Standing Rock is an all-too-familiar David-and-Goliath fight. All over the world, from the Amazon to the Mekong, communities are struggling for control of their lands, waters and lives against large and frequently unaccountable corporate and government interests.

For decades, big business and governments have looked at water – our most precious resource, the source of life – as a disposable commodity to be exploited, consumed and discarded.

They have funneled billions of dollars into costly, harmful development projects. Country after country has turned its rivers into industrial waterways and polluted, stagnant stair-steps of reservoirs that serve hydropower plants, the fossil fuel industry, mining, and industrial-scale agriculture – all at the expense of human health, our water supply, our fisheries and the environment.

Many of the world’s rivers have gradually morphed from vibrant ecosystems into polluted dead zones managed solely for the profit of big business. The people who made their living alongside these rivers have been pushed to the margins, forgotten, and left to deal with the consequences on their own, experiencing poverty and displacement for generations.

But the people who have traditionally lived on rivers and acted as their custodians are not disposable.

They are the guardians of the source of life, and they are not giving up without a fight. Standing Rock is the latest uprising in a global movement for rivers that has been gathering strength for the past three decades.

In the Amazon, indigenous groups are struggling against the wholesale destruction of their river and its vast rainforest – the lungs of our planet. In India, people’s movements have rejected big dams and returned to traditional knowledge, reclaiming water in the driest deserts to bring their villages back to life. In Thailand, the government can’t build dams because of the ferocious resistance it encounters.

The world over, people’s movements are fighting, tenaciously and with grit, humor and intelligence, for the most basic of rights: the right to a say over what happens to their lands, waters and lives. And some are paying the ultimate price for their activism.

There have been many successes, and some heartbreaking defeats. But in the past year, we’ve seen the pace of reform accelerate. Terrible, corruption-ridden dam projects are being canceled from Russia to Brazil.
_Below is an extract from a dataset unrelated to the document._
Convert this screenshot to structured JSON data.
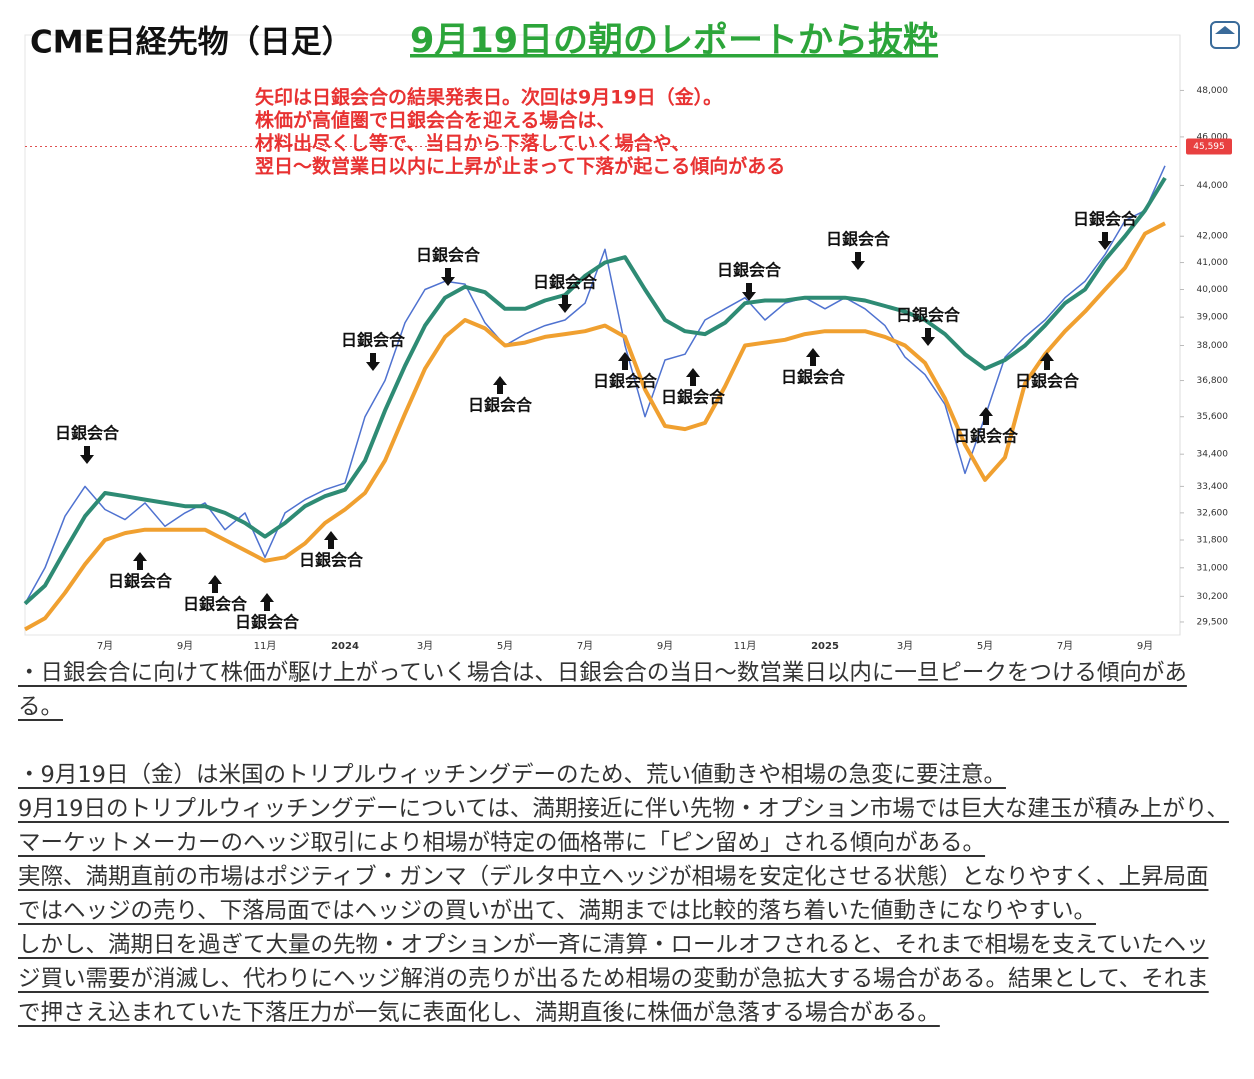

In Africa, the World Bank is shifting funds out of troubled projects and increasing its investments in solar power. And climate and river activists are finally squeezing antiquated technologies out of the energy sector, making way for wind and solar power.

Momentum is on our side. We must seize this moment to protect all the life-giving waterways we have: our rivers, our wetlands, our forests, our floodplains. We must do it for the incredible biodiversity they nourish and sustain.  We must do it for all the fisher folk. And we must do it for our children and grandchildren.

Why? Because healthy rivers are fundamental to the health and wellbeing of our people and this planet. They are the unsung heroes of the natural world. Without healthy rivers, we cannot survive the coming climate chaos.

Rivers feed our most vulnerable, sustain some of our most diverse ecosystems, protect us from floods and droughts, and are central to the cultural identity of so many people around the world. We must seize this moment to protect and restore our rivers for the good of this and future generations.

The Amazon. The Mekong. The Congo. The Brahmaputra. The Missouri.

The rivers may be different, but the fight is the same. It’s a fight for our future. Because water is life.  

Kate Horner is the Executive Director of International Rivers.